= Kalundborg Friary =

Kalundborg Friary was a Franciscan friary located in Kalundborg, Denmark.

== History ==
Kalundborg Friary was founded in 1239 by Ingerd Jacobsdatter (ca.1220-1258), wife of Count Konrad of Revenstein from Halberstadt, Germany, She was a wealthy relative of Esbern Snare (who had founded Kalundborg in 1170) and connected to the powerful Hvide family, and also one of Denmark's greatest landowners. Ingerd was particularly impressed by the teachings of Saint Francis of Assisi which she encountered in Germany and donated land in Kalundborg for the construction of the friary as well as nearby farm properties to fund its works and operation. At the same time she founded other Franciscan houses at Copenhagen, Roskilde and Næstved.

Kalundborg was at the time an important stop on the trade route between the North Sea and the Baltic. The Franciscans benefited from the location of the friary close to the city gate. The first church was consecrated in 1279 and consisted of a single short nave with a choir and an apse. It was built out of brick in the Gothic style.

In 1360 Kalundborg was fortified with a ring wall and towers. The friary was deemed to be a threat to the security of the walls and it was moved a little to the south-west.

The friary was constructed in a skewed rectangle with the church as the south wing. There was a cloister and garden. The exact location of the graveyard is unclear, but from time to time burials have been uncovered by later excavations. The other wings housed the friars and the lay brothers who worked the farms, a rectory and a hospital.

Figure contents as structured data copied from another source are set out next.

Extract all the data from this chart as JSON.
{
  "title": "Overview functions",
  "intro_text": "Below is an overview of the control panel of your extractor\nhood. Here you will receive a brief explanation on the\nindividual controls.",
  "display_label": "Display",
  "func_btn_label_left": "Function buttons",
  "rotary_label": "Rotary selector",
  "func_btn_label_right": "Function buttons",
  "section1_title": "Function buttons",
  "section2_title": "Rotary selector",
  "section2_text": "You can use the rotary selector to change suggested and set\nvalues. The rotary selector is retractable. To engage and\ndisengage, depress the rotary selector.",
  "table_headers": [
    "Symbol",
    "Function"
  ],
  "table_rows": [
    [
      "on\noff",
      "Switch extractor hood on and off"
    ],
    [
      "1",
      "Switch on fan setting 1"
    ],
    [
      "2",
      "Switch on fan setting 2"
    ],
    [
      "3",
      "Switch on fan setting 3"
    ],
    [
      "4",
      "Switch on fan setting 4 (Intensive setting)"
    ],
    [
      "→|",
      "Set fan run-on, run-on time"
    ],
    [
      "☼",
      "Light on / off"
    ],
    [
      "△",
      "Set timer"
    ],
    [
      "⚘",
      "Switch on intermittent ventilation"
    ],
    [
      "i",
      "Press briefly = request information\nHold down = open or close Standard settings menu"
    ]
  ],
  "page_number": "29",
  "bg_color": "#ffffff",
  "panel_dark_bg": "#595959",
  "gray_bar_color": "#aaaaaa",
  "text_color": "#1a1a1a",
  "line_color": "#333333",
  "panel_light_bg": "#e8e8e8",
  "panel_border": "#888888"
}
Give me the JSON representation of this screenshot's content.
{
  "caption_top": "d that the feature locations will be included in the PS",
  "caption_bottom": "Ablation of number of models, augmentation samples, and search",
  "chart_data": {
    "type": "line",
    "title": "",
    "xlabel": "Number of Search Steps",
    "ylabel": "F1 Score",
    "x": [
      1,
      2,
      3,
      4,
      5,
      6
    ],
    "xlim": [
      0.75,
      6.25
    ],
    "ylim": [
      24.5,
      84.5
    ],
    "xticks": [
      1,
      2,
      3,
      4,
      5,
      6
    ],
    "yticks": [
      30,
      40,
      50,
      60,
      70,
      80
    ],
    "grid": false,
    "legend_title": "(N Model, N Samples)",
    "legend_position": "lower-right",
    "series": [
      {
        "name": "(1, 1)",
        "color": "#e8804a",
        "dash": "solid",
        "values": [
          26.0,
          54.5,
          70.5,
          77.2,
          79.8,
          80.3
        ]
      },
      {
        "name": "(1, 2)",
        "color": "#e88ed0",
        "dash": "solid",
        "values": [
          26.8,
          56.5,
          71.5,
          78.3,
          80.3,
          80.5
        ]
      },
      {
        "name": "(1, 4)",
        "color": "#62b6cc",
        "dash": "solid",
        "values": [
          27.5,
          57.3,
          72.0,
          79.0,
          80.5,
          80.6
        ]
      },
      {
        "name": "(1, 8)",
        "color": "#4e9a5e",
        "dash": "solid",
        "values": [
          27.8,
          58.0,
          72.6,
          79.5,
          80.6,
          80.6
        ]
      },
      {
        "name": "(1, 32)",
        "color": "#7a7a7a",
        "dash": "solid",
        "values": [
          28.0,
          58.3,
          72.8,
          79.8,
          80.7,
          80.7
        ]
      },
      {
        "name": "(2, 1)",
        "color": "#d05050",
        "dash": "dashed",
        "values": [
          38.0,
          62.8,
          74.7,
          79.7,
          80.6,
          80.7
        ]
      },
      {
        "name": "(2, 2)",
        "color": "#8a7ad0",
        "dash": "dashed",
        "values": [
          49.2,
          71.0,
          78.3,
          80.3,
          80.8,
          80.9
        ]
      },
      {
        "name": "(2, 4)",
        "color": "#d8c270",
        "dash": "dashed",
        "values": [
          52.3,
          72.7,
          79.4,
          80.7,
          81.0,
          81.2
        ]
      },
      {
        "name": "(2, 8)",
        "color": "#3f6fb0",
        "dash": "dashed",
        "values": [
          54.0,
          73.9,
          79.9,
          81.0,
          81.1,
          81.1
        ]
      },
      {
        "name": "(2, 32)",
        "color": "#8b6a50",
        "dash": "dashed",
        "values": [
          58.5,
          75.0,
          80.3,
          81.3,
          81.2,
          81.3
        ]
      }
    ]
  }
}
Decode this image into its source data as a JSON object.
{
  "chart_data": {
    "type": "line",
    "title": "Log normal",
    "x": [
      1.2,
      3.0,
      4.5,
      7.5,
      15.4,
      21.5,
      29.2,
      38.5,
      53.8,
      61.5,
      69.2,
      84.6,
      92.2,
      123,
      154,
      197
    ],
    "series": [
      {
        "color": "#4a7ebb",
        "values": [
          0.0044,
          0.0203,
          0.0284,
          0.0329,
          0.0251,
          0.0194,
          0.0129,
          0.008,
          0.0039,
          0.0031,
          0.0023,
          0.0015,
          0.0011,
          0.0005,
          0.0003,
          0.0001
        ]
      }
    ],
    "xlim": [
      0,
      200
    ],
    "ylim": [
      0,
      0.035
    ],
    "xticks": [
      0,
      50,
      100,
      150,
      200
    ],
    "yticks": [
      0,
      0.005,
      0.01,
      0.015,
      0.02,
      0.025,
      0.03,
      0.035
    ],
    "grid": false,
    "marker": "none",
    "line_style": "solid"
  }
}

For many years Kalundborg Friary took a liberal view of the vows of chastity and poverty, and ran itself at a profit until 1518, when the chapter voted to return to a stricter interpretation of the rules of Franciscan brotherhood. The properties which had been used to create wealth were sold to the last Roman Catholic king of Denmark, Christian II.

== Dissolution ==
Under Frederik I, successor to Christian after his forced abdication in 1523, Denmark was embroiled in the debate over Luther's reforms of the Roman Catholic church and moved rapidly towards religious reformation. Many Danes were tired of the enforced tithes and the donations sought by monasteries, hospitals, and other religious foundations. Although Frederik officially adopted even-handed treatment of Catholics and Lutherans, he actively promoted Lutheran ideas. He granted local officials permission to forcibly close Franciscan houses all over Denmark, or looked the other way when officials overstepped their authority and closed religious houses without permission. Prince Christian, later Christian III, also encouraged the closure of Franciscan houses on his lands.

In 1532 the governor of Kalundborg Castle forced the Franciscans from the friary at the instigation of Mogens Gjø, an ardent Lutheran who worked tirelessly to force the closure of monasteries on Jutland and Zealand. The last guardian of the friary, Melchior Jensen, offered only token resistance and then became the first Lutheran pastor of Kalundborg.

Denmark became officially Lutheran in October 1536 when all remaining religious houses in the country were closed. The buildings and properties associated with Kalundborg Friary became crown property and were administered by the governor of Kalundborg Castle. The buildings were converted into housing for workers on the royal farms and for storage (Kalundborg Slots Ladegård).

By 1751 most of the friary had already been demolished and a new large farm headquarters building was constructed on the site. Subsequently, the remaining buildings were also pulled down, and there are no visible remains of the 300-year history of the Franciscans in Kalundborg.